Sa santé resta toujours chancelante et le contraignit à garder la chambre presque toute sa vie. Longtemps il vécut à l’hôtel, à Londres d’abord, puis à Washington et à New York ; il ne se déplaçait guère que pour aller vérifier dans une bibliothèque ou un musée tel ou tel détail, et c’est au fond de son lit ou de son fauteuil qu’il donnait des consultations de plus en plus recherchées. C’est lui, entre autres choses, qui démontra que les Hadriana d’Atri (plus connues sous leur sobriquet d’Anges d’Hadrien) étaient faux, et qui établit avec certitude la chronologie des miniatures de Samuel Cooper rassemblées à la collection Frick : c’est à cette dernière occasion qu’il rencontra celle qui allait devenir sa femme : Clara Lichtenfeld, fille de Juifs polonais émigrés aux Etats-Unis, qui faisait un stage dans ce musée.

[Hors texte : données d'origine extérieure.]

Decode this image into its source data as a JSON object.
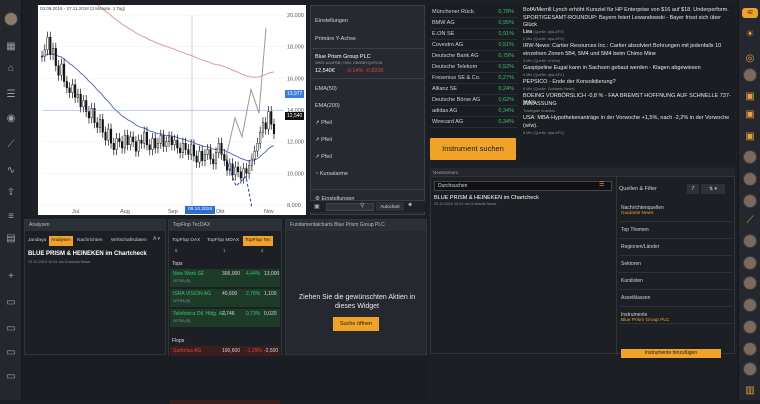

Bien qu’elle eût quinze ans de moins que lui, ils se marièrent, quelques semaines plus tard, et décidèrent d’aller vivre en France. Leur fils, David, naquit en mille neuf cent quarante-six, peu après leur arrivée à Paris et leur installation rue Simon-Crubellier où Madame Marcia monta, dans une ancienne bourrellerie, un magasin d’antiquités auquel, curieusement, son mari refusa toujours de s’intéresser.